Lancaster University

ESRC Centre for Corpus Approaches to the Social Sciences (CASS) and University Centre for Computer Corpus Research on Language (UCREL)

Two important units in Lancaster University will contribute to the CLARIN-UK consortium.

The ESRC Centre for Corpus Approaches to Social Science is dedicated not simply to corpus linguistics, but to bringing these latest techniques in linguistic analysis to bear on a range of questions in the social sciences. Building on an initial five year investment by the Economic and Social Research Council (ESRC), CASS is committed to work for 15 years to train a new generation of social sciences researchers to use these techniques, and to facilitate the uptake of corpus techniques in the social sciences. In doing so, we intend to turn one UK success story – corpus linguistics – into another: corpus informed social sciences.

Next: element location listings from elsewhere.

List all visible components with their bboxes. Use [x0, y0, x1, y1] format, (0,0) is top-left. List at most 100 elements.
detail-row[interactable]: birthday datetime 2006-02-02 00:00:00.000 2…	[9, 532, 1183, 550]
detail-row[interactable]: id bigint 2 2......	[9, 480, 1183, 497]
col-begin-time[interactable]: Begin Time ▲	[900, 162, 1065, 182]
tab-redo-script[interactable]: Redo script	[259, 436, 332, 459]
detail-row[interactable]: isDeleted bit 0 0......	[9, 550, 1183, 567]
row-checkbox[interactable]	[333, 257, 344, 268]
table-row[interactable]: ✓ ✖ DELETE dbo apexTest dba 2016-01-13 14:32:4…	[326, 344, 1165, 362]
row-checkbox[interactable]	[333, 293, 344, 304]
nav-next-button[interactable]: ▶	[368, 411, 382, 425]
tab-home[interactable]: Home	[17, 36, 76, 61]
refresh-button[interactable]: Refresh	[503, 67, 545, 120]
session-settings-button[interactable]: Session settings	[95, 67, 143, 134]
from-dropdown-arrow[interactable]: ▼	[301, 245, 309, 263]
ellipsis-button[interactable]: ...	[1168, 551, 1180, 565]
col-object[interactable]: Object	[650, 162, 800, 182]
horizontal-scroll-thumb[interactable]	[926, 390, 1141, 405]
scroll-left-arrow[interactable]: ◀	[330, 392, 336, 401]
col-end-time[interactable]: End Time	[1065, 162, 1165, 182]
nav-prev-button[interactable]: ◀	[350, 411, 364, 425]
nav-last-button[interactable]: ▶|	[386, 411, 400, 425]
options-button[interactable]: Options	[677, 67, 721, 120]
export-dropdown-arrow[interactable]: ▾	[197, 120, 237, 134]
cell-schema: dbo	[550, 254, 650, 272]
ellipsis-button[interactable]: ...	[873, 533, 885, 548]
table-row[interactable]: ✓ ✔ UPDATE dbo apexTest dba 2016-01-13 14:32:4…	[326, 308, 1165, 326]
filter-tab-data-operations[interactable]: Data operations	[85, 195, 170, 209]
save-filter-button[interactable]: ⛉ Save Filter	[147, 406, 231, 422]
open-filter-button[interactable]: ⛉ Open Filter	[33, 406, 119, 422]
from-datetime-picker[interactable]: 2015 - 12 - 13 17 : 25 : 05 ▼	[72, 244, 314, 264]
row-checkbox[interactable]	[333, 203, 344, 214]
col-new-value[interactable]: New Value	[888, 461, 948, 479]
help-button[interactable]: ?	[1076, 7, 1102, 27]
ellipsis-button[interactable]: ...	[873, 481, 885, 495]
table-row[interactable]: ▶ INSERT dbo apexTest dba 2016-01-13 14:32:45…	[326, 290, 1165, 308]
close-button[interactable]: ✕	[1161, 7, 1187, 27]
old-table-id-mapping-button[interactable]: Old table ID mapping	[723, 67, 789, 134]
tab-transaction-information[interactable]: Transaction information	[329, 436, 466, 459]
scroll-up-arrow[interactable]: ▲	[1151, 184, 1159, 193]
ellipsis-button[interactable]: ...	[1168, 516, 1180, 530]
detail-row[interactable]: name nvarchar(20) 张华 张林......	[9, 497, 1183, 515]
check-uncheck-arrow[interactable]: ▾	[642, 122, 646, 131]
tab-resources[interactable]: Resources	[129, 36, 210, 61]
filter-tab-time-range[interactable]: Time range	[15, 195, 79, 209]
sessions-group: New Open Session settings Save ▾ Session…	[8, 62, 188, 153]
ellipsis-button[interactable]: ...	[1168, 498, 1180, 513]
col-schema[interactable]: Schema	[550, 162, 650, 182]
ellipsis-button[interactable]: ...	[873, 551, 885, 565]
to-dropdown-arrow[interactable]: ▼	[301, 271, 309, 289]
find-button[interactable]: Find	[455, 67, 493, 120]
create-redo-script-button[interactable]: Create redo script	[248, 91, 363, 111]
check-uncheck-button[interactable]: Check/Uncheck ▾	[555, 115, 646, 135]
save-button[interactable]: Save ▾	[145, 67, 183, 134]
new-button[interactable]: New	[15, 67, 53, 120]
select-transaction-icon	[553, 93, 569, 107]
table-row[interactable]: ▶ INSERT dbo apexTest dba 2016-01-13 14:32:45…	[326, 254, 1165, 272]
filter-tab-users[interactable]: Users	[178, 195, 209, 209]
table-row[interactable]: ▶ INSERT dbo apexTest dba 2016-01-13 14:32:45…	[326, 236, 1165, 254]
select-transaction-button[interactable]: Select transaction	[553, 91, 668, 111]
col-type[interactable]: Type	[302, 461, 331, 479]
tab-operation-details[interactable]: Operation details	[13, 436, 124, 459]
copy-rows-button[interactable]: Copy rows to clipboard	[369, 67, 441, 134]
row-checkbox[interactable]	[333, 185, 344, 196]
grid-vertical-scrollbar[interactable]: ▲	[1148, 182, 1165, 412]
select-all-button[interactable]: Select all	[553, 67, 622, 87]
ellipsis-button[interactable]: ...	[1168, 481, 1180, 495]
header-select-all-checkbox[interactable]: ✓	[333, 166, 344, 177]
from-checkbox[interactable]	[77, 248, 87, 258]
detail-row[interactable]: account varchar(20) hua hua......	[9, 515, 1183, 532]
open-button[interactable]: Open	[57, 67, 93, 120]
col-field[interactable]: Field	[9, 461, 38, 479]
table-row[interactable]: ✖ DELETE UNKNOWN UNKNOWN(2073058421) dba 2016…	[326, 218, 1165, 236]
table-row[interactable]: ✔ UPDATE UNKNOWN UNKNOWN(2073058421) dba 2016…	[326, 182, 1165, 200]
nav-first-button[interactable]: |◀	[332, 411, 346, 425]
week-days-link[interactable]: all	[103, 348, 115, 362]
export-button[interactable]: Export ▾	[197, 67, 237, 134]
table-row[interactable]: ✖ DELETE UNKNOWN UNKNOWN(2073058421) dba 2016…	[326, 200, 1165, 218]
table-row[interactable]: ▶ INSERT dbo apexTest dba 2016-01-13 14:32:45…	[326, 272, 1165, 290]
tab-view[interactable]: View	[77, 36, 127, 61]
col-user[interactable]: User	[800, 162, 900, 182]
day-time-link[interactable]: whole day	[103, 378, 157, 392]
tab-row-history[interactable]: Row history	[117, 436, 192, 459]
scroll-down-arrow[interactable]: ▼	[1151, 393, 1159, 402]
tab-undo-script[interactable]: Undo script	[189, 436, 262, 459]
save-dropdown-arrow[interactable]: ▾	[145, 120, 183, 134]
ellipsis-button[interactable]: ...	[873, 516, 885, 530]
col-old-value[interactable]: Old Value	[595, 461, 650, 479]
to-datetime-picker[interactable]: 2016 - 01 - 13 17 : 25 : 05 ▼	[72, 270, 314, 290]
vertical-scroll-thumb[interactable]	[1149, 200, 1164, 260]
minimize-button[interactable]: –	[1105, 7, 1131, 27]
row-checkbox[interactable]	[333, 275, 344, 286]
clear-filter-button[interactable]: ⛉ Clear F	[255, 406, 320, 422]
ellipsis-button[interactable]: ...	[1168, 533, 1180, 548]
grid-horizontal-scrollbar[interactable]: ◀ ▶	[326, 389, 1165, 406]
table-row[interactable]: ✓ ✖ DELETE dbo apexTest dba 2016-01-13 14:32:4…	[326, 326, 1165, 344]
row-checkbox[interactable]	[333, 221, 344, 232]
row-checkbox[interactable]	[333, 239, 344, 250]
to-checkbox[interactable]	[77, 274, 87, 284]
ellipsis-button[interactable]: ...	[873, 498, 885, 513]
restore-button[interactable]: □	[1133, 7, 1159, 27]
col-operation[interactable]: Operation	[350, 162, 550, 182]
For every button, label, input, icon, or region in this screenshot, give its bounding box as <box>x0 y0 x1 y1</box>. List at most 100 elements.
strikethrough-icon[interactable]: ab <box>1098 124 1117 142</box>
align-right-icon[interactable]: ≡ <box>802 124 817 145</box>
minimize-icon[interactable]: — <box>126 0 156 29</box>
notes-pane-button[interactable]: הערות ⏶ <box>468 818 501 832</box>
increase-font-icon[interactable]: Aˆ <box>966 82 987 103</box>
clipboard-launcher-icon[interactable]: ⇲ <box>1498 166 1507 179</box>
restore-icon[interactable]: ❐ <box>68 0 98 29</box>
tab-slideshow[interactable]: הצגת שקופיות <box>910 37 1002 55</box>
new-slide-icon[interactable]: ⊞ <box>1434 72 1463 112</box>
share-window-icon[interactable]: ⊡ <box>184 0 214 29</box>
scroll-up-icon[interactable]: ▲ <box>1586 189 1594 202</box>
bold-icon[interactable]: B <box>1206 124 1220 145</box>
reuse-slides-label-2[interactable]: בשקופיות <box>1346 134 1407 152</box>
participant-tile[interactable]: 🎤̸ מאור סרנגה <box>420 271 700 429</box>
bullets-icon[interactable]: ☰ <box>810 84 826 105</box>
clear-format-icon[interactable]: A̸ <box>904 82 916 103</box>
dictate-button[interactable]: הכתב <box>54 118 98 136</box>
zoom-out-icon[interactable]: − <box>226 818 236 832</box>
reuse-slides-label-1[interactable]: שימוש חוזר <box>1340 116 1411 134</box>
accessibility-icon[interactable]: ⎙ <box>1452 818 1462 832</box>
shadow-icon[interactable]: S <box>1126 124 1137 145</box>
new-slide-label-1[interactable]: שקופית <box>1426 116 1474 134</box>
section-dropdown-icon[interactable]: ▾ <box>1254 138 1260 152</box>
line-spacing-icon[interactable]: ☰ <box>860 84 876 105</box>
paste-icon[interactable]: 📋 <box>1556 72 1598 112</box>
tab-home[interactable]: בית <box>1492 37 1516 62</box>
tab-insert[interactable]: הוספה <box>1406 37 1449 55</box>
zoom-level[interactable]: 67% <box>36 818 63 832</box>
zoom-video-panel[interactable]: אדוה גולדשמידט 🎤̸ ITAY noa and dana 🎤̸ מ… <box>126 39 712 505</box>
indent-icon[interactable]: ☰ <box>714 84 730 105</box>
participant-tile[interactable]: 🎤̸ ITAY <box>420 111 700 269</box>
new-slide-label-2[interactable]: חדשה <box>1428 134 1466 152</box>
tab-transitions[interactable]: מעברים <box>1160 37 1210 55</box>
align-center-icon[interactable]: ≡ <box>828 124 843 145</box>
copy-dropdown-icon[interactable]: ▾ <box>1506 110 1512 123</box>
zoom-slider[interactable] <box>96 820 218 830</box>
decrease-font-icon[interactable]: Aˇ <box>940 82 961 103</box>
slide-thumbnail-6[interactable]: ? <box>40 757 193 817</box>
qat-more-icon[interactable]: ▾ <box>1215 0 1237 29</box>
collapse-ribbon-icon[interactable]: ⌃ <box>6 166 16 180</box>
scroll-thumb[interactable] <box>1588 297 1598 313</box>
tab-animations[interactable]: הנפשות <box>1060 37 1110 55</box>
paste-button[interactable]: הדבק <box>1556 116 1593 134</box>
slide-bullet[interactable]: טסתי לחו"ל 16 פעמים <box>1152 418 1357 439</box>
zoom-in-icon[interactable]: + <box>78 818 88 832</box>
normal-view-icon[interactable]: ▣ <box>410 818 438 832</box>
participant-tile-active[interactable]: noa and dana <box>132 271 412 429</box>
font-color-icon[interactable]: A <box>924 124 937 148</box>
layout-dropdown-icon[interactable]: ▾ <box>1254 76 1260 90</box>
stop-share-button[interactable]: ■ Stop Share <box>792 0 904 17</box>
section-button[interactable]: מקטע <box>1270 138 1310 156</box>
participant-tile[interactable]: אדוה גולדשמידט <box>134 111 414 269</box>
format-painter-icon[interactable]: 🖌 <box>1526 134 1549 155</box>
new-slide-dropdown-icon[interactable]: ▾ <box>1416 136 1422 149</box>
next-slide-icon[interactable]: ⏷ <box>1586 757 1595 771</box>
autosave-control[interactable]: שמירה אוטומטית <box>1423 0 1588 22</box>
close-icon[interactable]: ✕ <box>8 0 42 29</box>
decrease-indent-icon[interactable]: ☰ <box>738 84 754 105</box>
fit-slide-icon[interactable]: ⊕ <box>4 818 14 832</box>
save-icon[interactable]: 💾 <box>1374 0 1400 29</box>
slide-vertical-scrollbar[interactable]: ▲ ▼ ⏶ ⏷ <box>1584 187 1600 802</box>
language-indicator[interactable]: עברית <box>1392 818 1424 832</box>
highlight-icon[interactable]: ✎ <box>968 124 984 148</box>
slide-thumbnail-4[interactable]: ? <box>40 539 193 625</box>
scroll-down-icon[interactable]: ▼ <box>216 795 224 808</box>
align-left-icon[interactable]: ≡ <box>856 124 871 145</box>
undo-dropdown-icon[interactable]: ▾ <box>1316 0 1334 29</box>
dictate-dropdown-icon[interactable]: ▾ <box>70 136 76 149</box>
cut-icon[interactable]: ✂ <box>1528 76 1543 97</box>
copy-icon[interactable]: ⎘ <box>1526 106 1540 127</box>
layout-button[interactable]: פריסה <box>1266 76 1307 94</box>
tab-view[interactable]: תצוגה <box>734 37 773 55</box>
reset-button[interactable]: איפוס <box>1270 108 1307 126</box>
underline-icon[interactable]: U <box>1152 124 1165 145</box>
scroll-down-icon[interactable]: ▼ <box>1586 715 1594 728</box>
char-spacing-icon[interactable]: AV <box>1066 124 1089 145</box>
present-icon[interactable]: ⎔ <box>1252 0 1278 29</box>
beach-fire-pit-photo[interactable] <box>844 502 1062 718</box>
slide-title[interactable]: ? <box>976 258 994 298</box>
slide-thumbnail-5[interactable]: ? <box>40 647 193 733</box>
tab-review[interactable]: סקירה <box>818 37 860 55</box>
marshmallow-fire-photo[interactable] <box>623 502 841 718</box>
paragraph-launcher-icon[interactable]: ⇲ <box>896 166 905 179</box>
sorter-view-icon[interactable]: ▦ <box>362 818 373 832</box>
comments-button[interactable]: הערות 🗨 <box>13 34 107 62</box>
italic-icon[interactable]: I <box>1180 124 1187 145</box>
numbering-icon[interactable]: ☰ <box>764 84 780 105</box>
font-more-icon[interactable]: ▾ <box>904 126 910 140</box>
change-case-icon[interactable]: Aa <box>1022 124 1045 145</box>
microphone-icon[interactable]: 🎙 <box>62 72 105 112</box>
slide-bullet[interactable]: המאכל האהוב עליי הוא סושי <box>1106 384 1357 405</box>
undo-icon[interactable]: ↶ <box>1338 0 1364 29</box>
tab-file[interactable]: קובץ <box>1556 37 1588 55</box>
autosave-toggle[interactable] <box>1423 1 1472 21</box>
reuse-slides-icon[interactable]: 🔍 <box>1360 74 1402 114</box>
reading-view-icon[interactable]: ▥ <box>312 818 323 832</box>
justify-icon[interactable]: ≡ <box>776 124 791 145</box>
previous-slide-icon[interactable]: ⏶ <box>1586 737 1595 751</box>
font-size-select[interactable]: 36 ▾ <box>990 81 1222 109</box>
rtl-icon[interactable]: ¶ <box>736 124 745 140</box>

The University Centre for Computer Corpus Research on Language (UCREL) specializes in the automatic or computer-aided analysis of large bodies of naturally-occurring language ('corpora'), and has a record of achievement of more than forty years as pioneers in this field. UCREL's work focusses on modern English, early modern English, modern foreign languages, minority, endangered, and ancient languages. It develops new methods and applies them to a range of real-world scenarios including online child protection, the language of extremism, understanding the quality of financial disclosures, metaphor in end-of-life care and early detection of dementia through combining data and text mining.

Key resources:

  • BNCweb online service
  • CQPweb online service
  • CLAWS part-of-speech tagger for English
  • VARD variant detector for historical texts in English
  • WMATRIX online service
  • Training and knowledge sharing in corpus informed social sciences

Lancaster University was a founding member of the CLARIN-UK consortium in 2015.